Rivera ha usado a Colau como pretexto de su ruptura con Valls. Pero en política ya no vale esconder la verdad. Vivimos tiempos de radicalidad en los que nadie puede echar mano de la ambigüedad para mantenerse a flote. Los altos cargos son reencarnaciones del Espíritu Libre, no pietistas flagelantes, ni dadaístas fuera del tiempo, obligados a crear su propio contexto. El contexto existe y cada uno ha de actuar frente a él con su carga de subjetivismo, entonando el “solo sé que no sé nada”. ¡Que nadie se esconda detrás de las consecuencias de sus principios!, gritaban los blanquistas.
Lo único que le pedíamos a Corbacho es un poco de valentía. O puede que un resistencialista como él --¡sorpresa!-- acabe ayudando a la abstención de Cs en el Congreso, que haría presidente a Sánchez, sin necesidad de los apoyos de soberanistas catalanes y abertzales duros. No basta con ponerse lejos del alcance de la vorágine independentista, hay que encontrar una vía que nadie te va a regalar, ni aquí ni en Navarra, cuyo Parlamento muestra ya la mancha imperdonable de Bildu, el partido de Arnaldo Otegi.

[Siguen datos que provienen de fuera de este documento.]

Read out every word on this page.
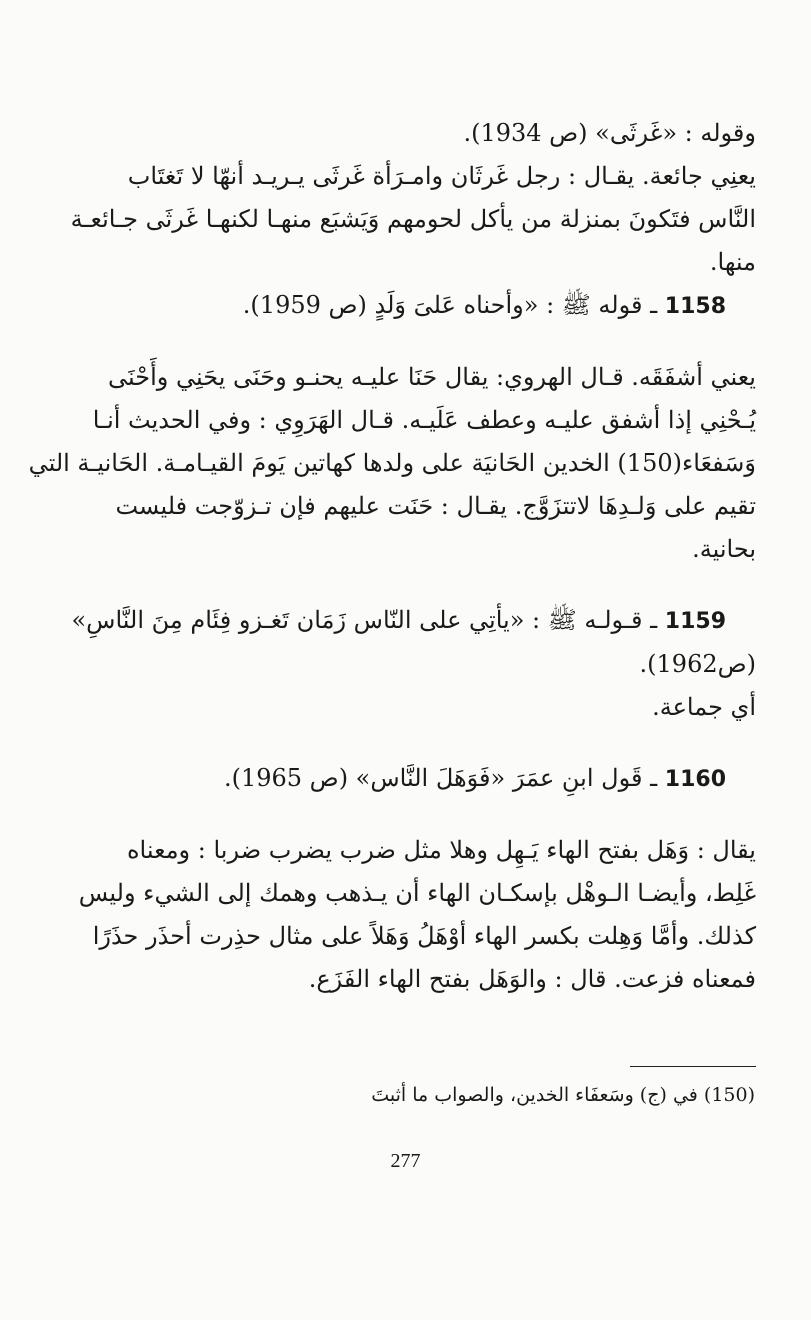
وقوله : «غَرثَى» (ص 1934).
يعنِي جائعة. يقـال : رجل غَرثَان وامـرَأة غَرثَى يـريـد أنهّا لا تَغتَاب
النَّاس فتَكونَ بمنزلة من يأكل لحومهم وَيَشبَع منهـا لكنهـا غَرثَى جـائعـة
منها.
1158 ـ قوله ﷺ : «وأحناه عَلىَ وَلَدٍ (ص 1959).
يعني أشفَقَه. قـال الهروي: يقال حَنَا عليـه يحنـو وحَنَى يحَنِي وأَحْنَى
يُـحْنِي إذا أشفق عليـه وعطف عَلَيـه. قـال الهَرَوِي : وفي الحديث أنـا
وَسَفعَاء(150) الخدين الحَانيَة على ولدها كهاتين يَومَ القيـامـة. الحَانيـة التي
تقيم على وَلـدِهَا لاتتزَوَّج. يقـال : حَنَت عليهم فإن تـزوّجت فليست
بحانية.
1159 ـ قـولـه ﷺ : «يأتِي على النّاس زَمَان تَغـزو فِئَام مِنَ النَّاسِ»
(ص1962).
أي جماعة.
1160 ـ قَول ابنِ عمَرَ «فَوَهَلَ النَّاس» (ص 1965).
يقال : وَهَل بفتح الهاء يَـهِل وهلا مثل ضرب يضرب ضربا : ومعناه
غَلِط، وأيضـا الـوهْل بإسكـان الهاء أن يـذهب وهمك إلى الشيء وليس
كذلك. وأمَّا وَهِلت بكسر الهاء أوْهَلُ وَهَلاً على مثال حذِرت أحذَر حذَرًا
فمعناه فزعت. قال : والوَهَل بفتح الهاء الفَزَع.
(150) في (ج) وسَعفَاء الخدين، والصواب ما أثبتَ
277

Buena parte del constitucionalismo catalán muere de melancolía desde que Rivera raptó a la Sibila (Inés Arrimadas), que no es lo que parecía. La bandera caída en aquella rendición --el abandono después del 21D de 2017-- hoy la empuña Valls, el hombre parco en palabras, pero capaz de sacar las manos de Maragall del bastón de mando; y de decirle cuatro de frescas ante el bochorno y la vergüenza ajena (los insultos de los airados de Puigdemont, el Lerroux catalán, contra Colau) en la plaza Sant Jaume. ¿Dónde está la hombría de Ernest? ¿Dónde dejó su manual de buena conducta el pobre Corbacho? Se convertirá en guapo y joven, como Dorian Grey, pero de momento ha empeñado la luz helénica de la Costa Daurada por un plato de lentejas.